Rosewood by Melinda Hackett
Rosewood by Melinda Hackett
Artwork by Melinda Hackett
Rosewood, 2009,
oil on wood panel
6.5 x 6.5 inches
About the artist:
Hackett’s paintings refer to organic space and unfixed time. To call them landscapes would be misleading since they are poetic inventions of her imagination, and reference the world of nature rather than depict it literally. One of my purposes in making paintings is to transport the viewer to a necessarily foreign place, where nature can be experienced without knowing it fully, and where reality is communicated through the senses. I am involved in the play of interior and exterior space. On one hand; interior, intimate, house, personal-and on the other; exterior, immense, universe, cosmos. Hackett’s paintings represent both states, the near, the far, the view through a telescope, the view through a microscope, the sheltering sky, the intimate forest. Her paintings create worlds full of images that float, hover, creep, spin, hang, roll or sleep in corners.

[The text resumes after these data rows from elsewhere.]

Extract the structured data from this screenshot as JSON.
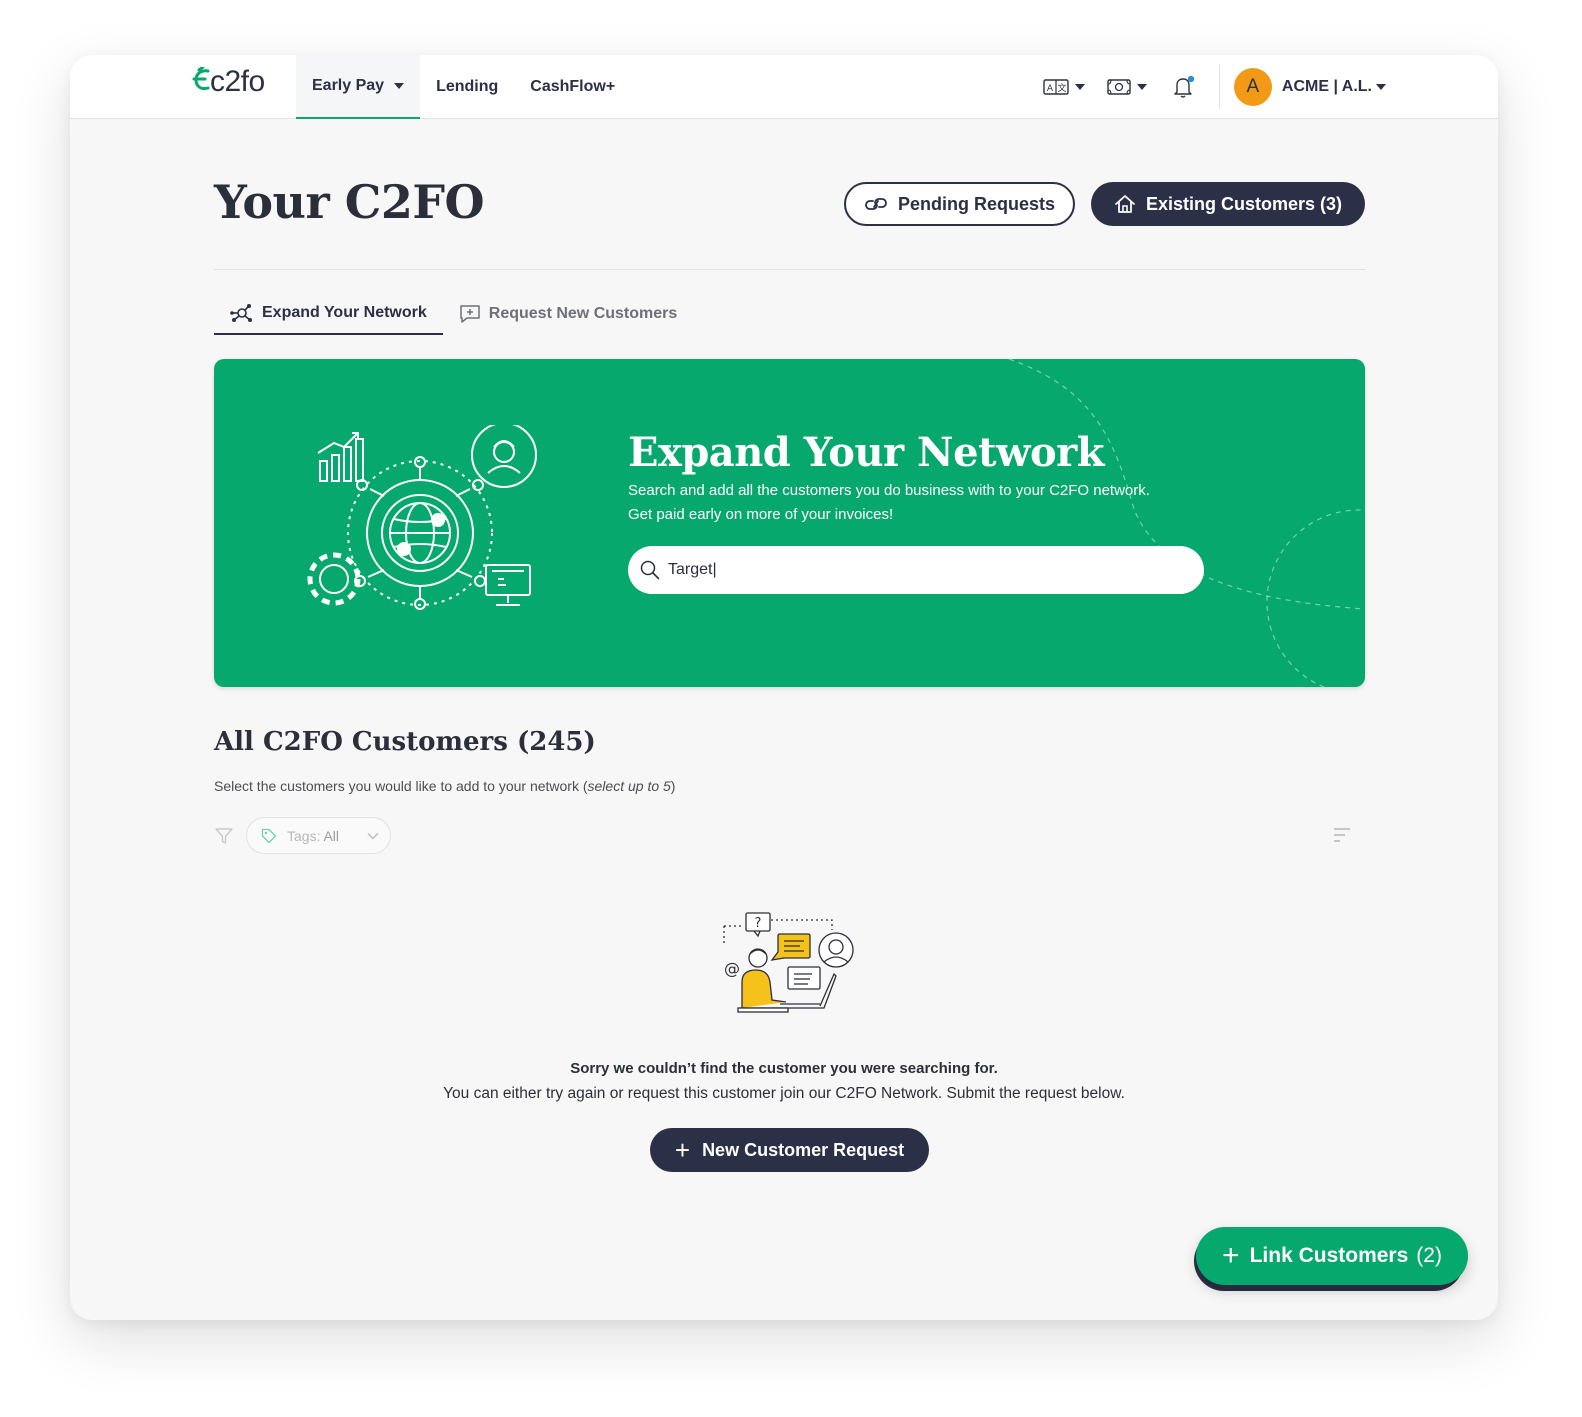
{
  "brand": {
    "logo_text": "c2fo",
    "accent_color": "#07a86d",
    "dark_color": "#2b3046",
    "avatar_color": "#f29a16"
  },
  "nav": {
    "items": [
      {
        "label": "Early Pay",
        "active": true,
        "has_dropdown": true
      },
      {
        "label": "Lending",
        "active": false
      },
      {
        "label": "CashFlow+",
        "active": false
      }
    ]
  },
  "toolbar": {
    "language_icon": "language-icon",
    "currency_icon": "currency-icon",
    "notifications_icon": "bell-icon",
    "avatar_initial": "A",
    "account_label": "ACME |  A.L."
  },
  "page": {
    "title": "Your C2FO",
    "pending_button": "Pending Requests",
    "existing_button": "Existing Customers (3)"
  },
  "tabs": [
    {
      "label": "Expand Your Network",
      "icon": "network-icon",
      "active": true
    },
    {
      "label": "Request New Customers",
      "icon": "add-message-icon",
      "active": false
    }
  ],
  "hero": {
    "title": "Expand Your Network",
    "subtitle_line1": "Search and add all the customers you do business with to your C2FO network.",
    "subtitle_line2": "Get paid early on more of your invoices!",
    "search_value": "Target|"
  },
  "customers": {
    "title": "All C2FO Customers (245)",
    "subtitle_prefix": "Select the customers you would like to add to your network (",
    "subtitle_emph": "select up to 5",
    "subtitle_suffix": ")",
    "tags_label": "Tags:",
    "tags_value": "All"
  },
  "empty_state": {
    "title": "Sorry we couldn’t find the customer you were searching for.",
    "message": "You can either try again or request this customer join our C2FO Network. Submit the request below.",
    "button_label": "New Customer Request"
  },
  "fab": {
    "label": "Link Customers",
    "count": "(2)"
  }
}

The images come from an internal source. They contain a vital impulse, and are alive as if subjected to breezes, weather and climatic conditions. Hackett’s paintings represent states of non linear time. It is less that a singular event is taking place than that a group of different objects are moving through the picture plane at various rates of speed and in opposite directions, some gliding slowly and others whirring as if in a blender. Nature is not in a state of decay, nor is it symbolic or nostalgic for the past. The paintings are largely fragmentary in that they exist in one moment of time, so do they exist in one torn swatch of space. There is a sense that the activity continues outside the borders of the paintings as the forms flirt with the edges or get chopped off by them. Some forms are only just coming into being while others have already 'come out' and some just like to watch. By virtue of their inability to be fully identified, they remain in the realm of the poetic, a sum of images to form a whole. They are meant to be experienced fully through the eye of the viewer.